The second is to reasonably choose the inspection method. The "Opinions" require that administrative inspections be implemented, mergers that can be merged, and joints that can be combined shall not be repeated or multi-headed inspections. Now some places have made useful attempts and explorations in improving inspection methods. On the basis of summarizing these good experiences and practices, the "Opinions" proposes to optimize inspection methods such as "comprehensive inspection once". "Comprehensive inspection once" means to conduct joint law enforcement inspections on the same regulatory object at the same time for relevant administrative inspection matters involving multiple law enforcement entities such as cross-department, cross-field, and cross-level. For example, during the inspection of the catering industry, law enforcement departments can check whether there is a catering service license, whether there is a tableware disinfection facility, and environmental sanitation status.

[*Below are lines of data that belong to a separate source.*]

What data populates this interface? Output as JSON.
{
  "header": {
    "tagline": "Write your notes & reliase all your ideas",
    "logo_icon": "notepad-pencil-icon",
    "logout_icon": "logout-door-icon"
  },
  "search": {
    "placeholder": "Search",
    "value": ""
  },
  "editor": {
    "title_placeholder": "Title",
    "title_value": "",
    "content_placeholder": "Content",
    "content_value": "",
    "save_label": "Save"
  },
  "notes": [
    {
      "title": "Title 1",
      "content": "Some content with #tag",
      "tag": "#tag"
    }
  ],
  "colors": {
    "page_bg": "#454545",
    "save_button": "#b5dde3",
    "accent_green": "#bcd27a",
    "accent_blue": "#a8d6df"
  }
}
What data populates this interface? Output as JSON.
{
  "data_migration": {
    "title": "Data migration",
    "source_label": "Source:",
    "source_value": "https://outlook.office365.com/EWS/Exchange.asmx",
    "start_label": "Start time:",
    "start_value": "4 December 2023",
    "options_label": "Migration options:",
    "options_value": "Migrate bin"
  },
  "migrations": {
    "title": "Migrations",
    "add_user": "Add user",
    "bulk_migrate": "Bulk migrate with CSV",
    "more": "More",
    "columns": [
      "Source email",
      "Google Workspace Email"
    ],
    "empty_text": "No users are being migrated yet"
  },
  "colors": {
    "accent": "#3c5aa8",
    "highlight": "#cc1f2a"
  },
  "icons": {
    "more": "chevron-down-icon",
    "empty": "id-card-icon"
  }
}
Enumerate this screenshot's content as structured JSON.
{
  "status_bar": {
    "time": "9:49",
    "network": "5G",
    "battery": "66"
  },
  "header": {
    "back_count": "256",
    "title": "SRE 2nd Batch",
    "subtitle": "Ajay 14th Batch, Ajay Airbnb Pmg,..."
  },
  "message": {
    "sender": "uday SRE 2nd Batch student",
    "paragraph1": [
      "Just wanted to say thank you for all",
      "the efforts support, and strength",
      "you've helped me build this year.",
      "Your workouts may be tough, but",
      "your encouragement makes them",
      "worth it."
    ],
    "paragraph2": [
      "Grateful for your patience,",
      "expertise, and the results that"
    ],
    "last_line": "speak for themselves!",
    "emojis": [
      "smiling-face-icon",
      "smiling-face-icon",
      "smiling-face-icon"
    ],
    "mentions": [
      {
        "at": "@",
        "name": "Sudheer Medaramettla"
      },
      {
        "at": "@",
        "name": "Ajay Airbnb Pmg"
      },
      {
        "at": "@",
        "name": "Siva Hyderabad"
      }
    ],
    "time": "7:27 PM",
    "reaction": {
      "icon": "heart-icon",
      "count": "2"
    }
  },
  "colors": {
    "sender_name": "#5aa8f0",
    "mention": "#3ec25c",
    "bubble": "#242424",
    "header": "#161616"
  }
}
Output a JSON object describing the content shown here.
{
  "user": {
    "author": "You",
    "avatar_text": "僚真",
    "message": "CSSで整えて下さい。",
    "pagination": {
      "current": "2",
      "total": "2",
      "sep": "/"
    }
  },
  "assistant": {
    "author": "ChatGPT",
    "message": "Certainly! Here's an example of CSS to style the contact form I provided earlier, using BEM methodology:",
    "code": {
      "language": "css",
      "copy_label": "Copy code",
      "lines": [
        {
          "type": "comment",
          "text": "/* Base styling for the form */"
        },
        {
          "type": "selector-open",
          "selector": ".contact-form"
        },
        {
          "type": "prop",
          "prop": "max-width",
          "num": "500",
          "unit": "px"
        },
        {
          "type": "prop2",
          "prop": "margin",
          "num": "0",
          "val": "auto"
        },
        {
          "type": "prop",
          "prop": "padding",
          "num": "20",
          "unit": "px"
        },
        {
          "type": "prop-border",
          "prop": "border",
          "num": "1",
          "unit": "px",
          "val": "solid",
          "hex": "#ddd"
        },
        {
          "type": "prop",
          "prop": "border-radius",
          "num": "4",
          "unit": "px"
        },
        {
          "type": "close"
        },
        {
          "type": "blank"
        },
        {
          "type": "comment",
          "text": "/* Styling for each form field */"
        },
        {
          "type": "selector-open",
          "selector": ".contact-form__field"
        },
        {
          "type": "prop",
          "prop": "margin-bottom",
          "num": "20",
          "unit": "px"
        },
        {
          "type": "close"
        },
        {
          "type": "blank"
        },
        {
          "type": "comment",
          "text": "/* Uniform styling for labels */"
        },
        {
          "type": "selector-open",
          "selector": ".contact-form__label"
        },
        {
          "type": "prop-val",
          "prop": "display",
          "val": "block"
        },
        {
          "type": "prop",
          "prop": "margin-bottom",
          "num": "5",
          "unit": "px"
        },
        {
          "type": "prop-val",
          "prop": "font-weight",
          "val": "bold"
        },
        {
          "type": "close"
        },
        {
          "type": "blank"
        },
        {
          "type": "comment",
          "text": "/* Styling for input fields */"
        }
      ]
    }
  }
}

The third is to establish a hierarchical and classified inspection system. Depending on the degree of standardization of the enterprise's own management, the requirements for inspection frequency should also be different, and one-size-fits-all" cannot be adopted. For example, some places now practice is that enterprises with relatively standardized operations and high credit ratings do not need to conduct frequent inspections, and those enterprises with irregular management and high risk ratings need to strengthen management, and the inspection frequency should be higher. The "Opinions" require the relevant competent departments of the State Council to establish a hierarchical and classified inspection system in this field before the end of June this year.
Fourth, announce the upper limit of annual inspection frequency. At present, the competent departments in some fields have conducted too frequent inspections on enterprises, and some have exceeded reasonable limits, resulting in companies being exhausted from responding and normal production and operation have been affected. In response to this phenomenon reflected by society, the "Opinions" require that the relevant competent departments should announce the annual frequency limit for the same administrative agency to implement administrative inspections on the same enterprise by the end of June this year. The purpose is to use this rigid requirement to minimize the frequency of inspections, effectively reduce some unnecessary inspections, and reduce the burden on enterprises.